Optimality of spherical codes via exact semidefinite programming bounds
Henry Cohn, David de Laat, Nando Leijenhorst
TL;DR
The paper advances the theory of spherical codes by proving exact optimality for several high-dimensional configurations using three-point semidefinite programming bounds, notably the spectral embeddings of triangle-free strongly regular graphs and Kerdock-based constructions. It develops a fast, rigorous rounding pipeline to convert floating SDP solutions into exact algebraic solutions, enabling certified optimality proofs for complex codes and universal-optimality results for the 288-point Nordstrom-Robinson code in $\mathbb{R}^{16}$. The authors also establish uniqueness for key constructions (e.g., block-length $64$ Kerdock codes) and provide comprehensive computational data, including a public codebase, to validate their bounds. Collectively, the work broadens the catalog of provably optimal spherical codes and demonstrates that three-point SDP bounds can be sharp in substantially more cases than previously known, with implications for energy minimization on spheres and related combinatorial designs.
Abstract
We show that the spectral embeddings of all known triangle-free strongly regular graphs are optimal spherical codes (the new cases are $56$ points in $20$ dimensions, $50$ points in $21$ dimensions, and $77$ points in $21$ dimensions), as are certain mutually unbiased basis arrangements constructed using Kerdock codes in up to $1024$ dimensions (namely, $2^{4k} + 2^{2k+1}$ points in $2^{2k}$ dimensions for $2 \le k \le 5$).
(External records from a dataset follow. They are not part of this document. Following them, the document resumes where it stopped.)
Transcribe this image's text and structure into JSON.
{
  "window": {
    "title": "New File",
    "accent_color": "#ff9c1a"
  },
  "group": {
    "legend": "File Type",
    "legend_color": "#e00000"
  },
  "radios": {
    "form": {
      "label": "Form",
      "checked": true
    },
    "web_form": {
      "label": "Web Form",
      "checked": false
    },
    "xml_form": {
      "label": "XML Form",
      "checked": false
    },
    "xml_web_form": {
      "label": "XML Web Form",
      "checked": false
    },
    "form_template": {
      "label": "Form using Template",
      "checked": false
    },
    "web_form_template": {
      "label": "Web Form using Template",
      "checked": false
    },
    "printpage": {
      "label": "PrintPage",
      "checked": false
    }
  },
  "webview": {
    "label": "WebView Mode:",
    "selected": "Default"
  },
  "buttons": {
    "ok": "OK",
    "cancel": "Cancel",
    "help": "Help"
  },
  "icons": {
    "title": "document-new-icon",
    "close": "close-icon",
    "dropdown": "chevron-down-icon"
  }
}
As a consequence of the latter, we obtain optimality of the Kerdock binary codes of block length $64$, $256$, and $1024$, as well as uniqueness for block length $64$. We also prove universal optimality for $288$ points on a sphere in $16$ dimensions. To prove these results, we use three-point semidefinite programming bounds, for which only a few sharp cases were known previously. To obtain rigorous results, we develop improved techniques for rounding approximate solutions of semidefinite programs to produce exact optimal solutions.